Joe Hallinan is haunted by prison sounds. "They say you never forget 
the clang of the doors slamming behind you, and they're right," he 
says. "The shrieks of the inmates in the segregation units, the 
rhythmic pounding of feet on doors; it never leaves you."

Hallinan, a reporter for the Wall Street Journal, never wanted to go 
inside - until he met Jack Kyle. A tough Texas warden, Kyle always 
believed in locking people up, still does. But, he confided in 
Hallinan, things are getting out of hand. "Everybody wants 'em," Kyle 
observed of the new "supermax" prisons that squat like sinister 
shopping malls on the outskirts of small towns across the US. The 
sign outside one Illinois hamlet says: "Welcome to Tamms/ The Home of 
Supermax". And guess what its Burger Shack special is called? 
Intrigued, Hallinan spent four years visiting prisons across the 
country, from California to the rural south. "I just kept writing," 
he recalls. "In hotel rooms, in airports, on the hood of my car. 
Writing and saying to myself: `Oh my God, people are never going to 
believe this.`".

The result is Going Up the River: Travels in a Prison Nation, 
Hallinan's devastating examination of the 21st-century prison 
industry. He first glimpsed that industry's power in a Texas 
courtroom at the trial of Joe Boy Lambright, the first prison guard 
in Texas history convicted of killing an inmate. "I saw how the 
merger of punishment and profit was reshaping this country," Hallinan 
writes. "How young men like Joe Boy, who might, in another 
generation, have joined the army or gone to work in a factory, were 
now turning to prison for their livelihood. I saw job hungry towns, 
desperate for something to keep their young people from leaving, 
compete for prisons the way they once had for industries . . ."
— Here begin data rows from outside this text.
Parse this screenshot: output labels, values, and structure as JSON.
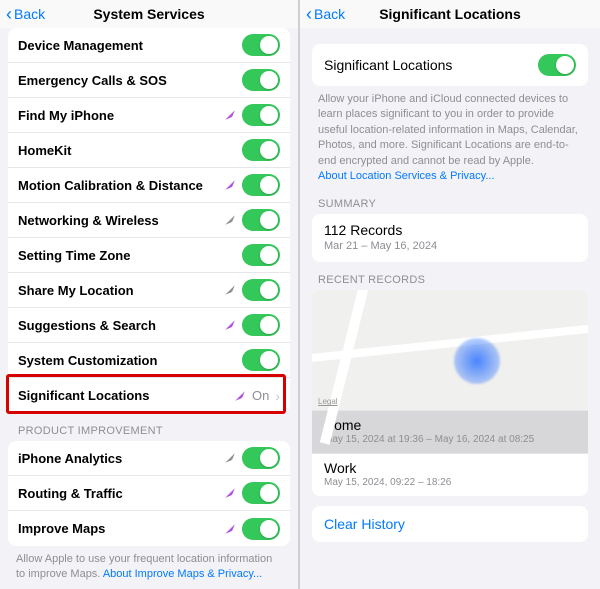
{
  "left": {
    "back": "Back",
    "title": "System Services",
    "group1": [
      {
        "name": "device-management",
        "label": "Device Management",
        "arrow": null,
        "toggle": true
      },
      {
        "name": "emergency-sos",
        "label": "Emergency Calls & SOS",
        "arrow": null,
        "toggle": true
      },
      {
        "name": "find-my-iphone",
        "label": "Find My iPhone",
        "arrow": "purple",
        "toggle": true
      },
      {
        "name": "homekit",
        "label": "HomeKit",
        "arrow": null,
        "toggle": true
      },
      {
        "name": "motion-calibration",
        "label": "Motion Calibration & Distance",
        "arrow": "purple",
        "toggle": true
      },
      {
        "name": "networking-wireless",
        "label": "Networking & Wireless",
        "arrow": "gray",
        "toggle": true
      },
      {
        "name": "setting-time-zone",
        "label": "Setting Time Zone",
        "arrow": null,
        "toggle": true
      },
      {
        "name": "share-my-location",
        "label": "Share My Location",
        "arrow": "gray",
        "toggle": true
      },
      {
        "name": "suggestions-search",
        "label": "Suggestions & Search",
        "arrow": "purple",
        "toggle": true
      },
      {
        "name": "system-customization",
        "label": "System Customization",
        "arrow": null,
        "toggle": true
      },
      {
        "name": "significant-locations",
        "label": "Significant Locations",
        "arrow": "purple",
        "value": "On",
        "chevron": true
      }
    ],
    "section2": "PRODUCT IMPROVEMENT",
    "group2": [
      {
        "name": "iphone-analytics",
        "label": "iPhone Analytics",
        "arrow": "gray",
        "toggle": true
      },
      {
        "name": "routing-traffic",
        "label": "Routing & Traffic",
        "arrow": "purple",
        "toggle": true
      },
      {
        "name": "improve-maps",
        "label": "Improve Maps",
        "arrow": "purple",
        "toggle": true
      }
    ],
    "footer": "Allow Apple to use your frequent location information to improve Maps. ",
    "footer_link": "About Improve Maps & Privacy..."
  },
  "right": {
    "back": "Back",
    "title": "Significant Locations",
    "toggle_label": "Significant Locations",
    "desc": "Allow your iPhone and iCloud connected devices to learn places significant to you in order to provide useful location-related information in Maps, Calendar, Photos, and more. Significant Locations are end-to-end encrypted and cannot be read by Apple.",
    "desc_link": "About Location Services & Privacy...",
    "summary_header": "SUMMARY",
    "summary_title": "112 Records",
    "summary_sub": "Mar 21 – May 16, 2024",
    "records_header": "RECENT RECORDS",
    "map_legal": "Legal",
    "records": [
      {
        "name": "record-home",
        "title": "Home",
        "sub": "May 15, 2024 at 19:36 – May 16, 2024 at 08:25",
        "selected": true
      },
      {
        "name": "record-work",
        "title": "Work",
        "sub": "May 15, 2024, 09:22 – 18:26",
        "selected": false
      }
    ],
    "clear": "Clear History"
  }
}
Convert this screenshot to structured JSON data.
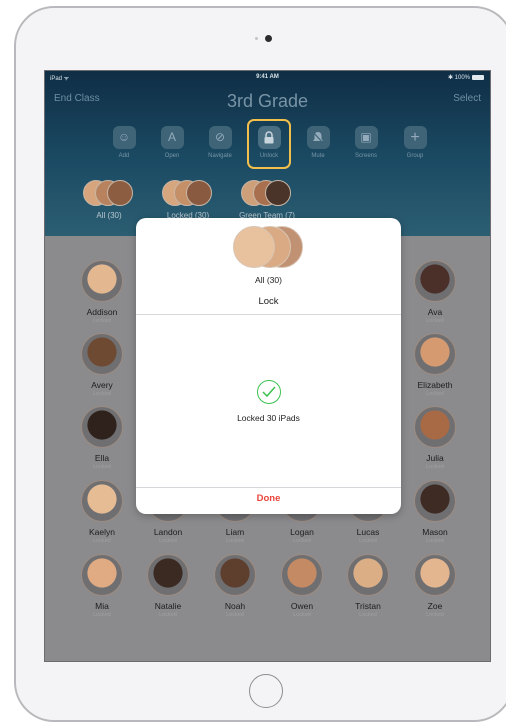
{
  "status_bar": {
    "carrier": "iPad ᯤ",
    "time": "9:41 AM",
    "battery": "✱ 100%"
  },
  "nav": {
    "left": "End Class",
    "title": "3rd Grade",
    "right": "Select"
  },
  "toolbar": [
    {
      "label": "Add",
      "icon": "person-icon",
      "glyph": "☺"
    },
    {
      "label": "Open",
      "icon": "app-store-icon",
      "glyph": "A"
    },
    {
      "label": "Navigate",
      "icon": "compass-icon",
      "glyph": "⊘"
    },
    {
      "label": "Unlock",
      "icon": "lock-icon",
      "glyph": "🔒"
    },
    {
      "label": "Mute",
      "icon": "bell-icon",
      "glyph": "🔔"
    },
    {
      "label": "Screens",
      "icon": "screens-icon",
      "glyph": "▣"
    },
    {
      "label": "Group",
      "icon": "plus-icon",
      "glyph": "+"
    }
  ],
  "groups": [
    {
      "label": "All (30)"
    },
    {
      "label": "Locked (30)"
    },
    {
      "label": "Green Team (7)"
    }
  ],
  "students": [
    {
      "name": "Addison",
      "status": "Locked",
      "color": "#e3b78f"
    },
    {
      "name": "Ava",
      "status": "Locked",
      "color": "#4a3028"
    },
    {
      "name": "Avery",
      "status": "Locked",
      "color": "#6f4a32"
    },
    {
      "name": "Elizabeth",
      "status": "Locked",
      "color": "#d59a6f"
    },
    {
      "name": "Ella",
      "status": "Locked",
      "color": "#2f221c"
    },
    {
      "name": "Julia",
      "status": "Locked",
      "color": "#a86a45"
    },
    {
      "name": "Kaelyn",
      "status": "Locked",
      "color": "#e6bc95"
    },
    {
      "name": "Landon",
      "status": "Locked",
      "color": "#c98d65"
    },
    {
      "name": "Liam",
      "status": "Locked",
      "color": "#b9805b"
    },
    {
      "name": "Logan",
      "status": "Locked",
      "color": "#d6a074"
    },
    {
      "name": "Lucas",
      "status": "Locked",
      "color": "#c78e67"
    },
    {
      "name": "Mason",
      "status": "Locked",
      "color": "#3e2c24"
    },
    {
      "name": "Mia",
      "status": "Locked",
      "color": "#e0aa82"
    },
    {
      "name": "Natalie",
      "status": "Locked",
      "color": "#3a2a22"
    },
    {
      "name": "Noah",
      "status": "Locked",
      "color": "#5e3e2c"
    },
    {
      "name": "Owen",
      "status": "Locked",
      "color": "#c48a63"
    },
    {
      "name": "Tristan",
      "status": "Locked",
      "color": "#dcae86"
    },
    {
      "name": "Zoe",
      "status": "Locked",
      "color": "#e4b690"
    }
  ],
  "dialog": {
    "group_label": "All (30)",
    "action": "Lock",
    "result": "Locked 30 iPads",
    "done_label": "Done"
  },
  "colors": {
    "accent_highlight": "#f2c04a",
    "success": "#3cc150",
    "destructive": "#e8453c"
  }
}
Abandoned by heavy industry and bypassed by the electronic 
revolution, many failing towns in the US's mid-section and south now 
have a final shot at prosperity. They can become "prison hubs". Just 
as the Cold War bestowed military bases on grateful backwaters, so 
the prison boom holds out cash incentives and employment prospects to 
decaying towns. "The sales pitch to our town was development," 
explains Doug Richards, an attorney in Springfield, Vermont. Richards 
recently opposed the imminent construction of a 350-bed state prison 
outside Springfield, but concedes that the inducements were too 
attractive for the struggling factory town to refuse. "The state of 
Vermont offered a package of some $7.5 million and land for a 
community centre. That sold it to the voters."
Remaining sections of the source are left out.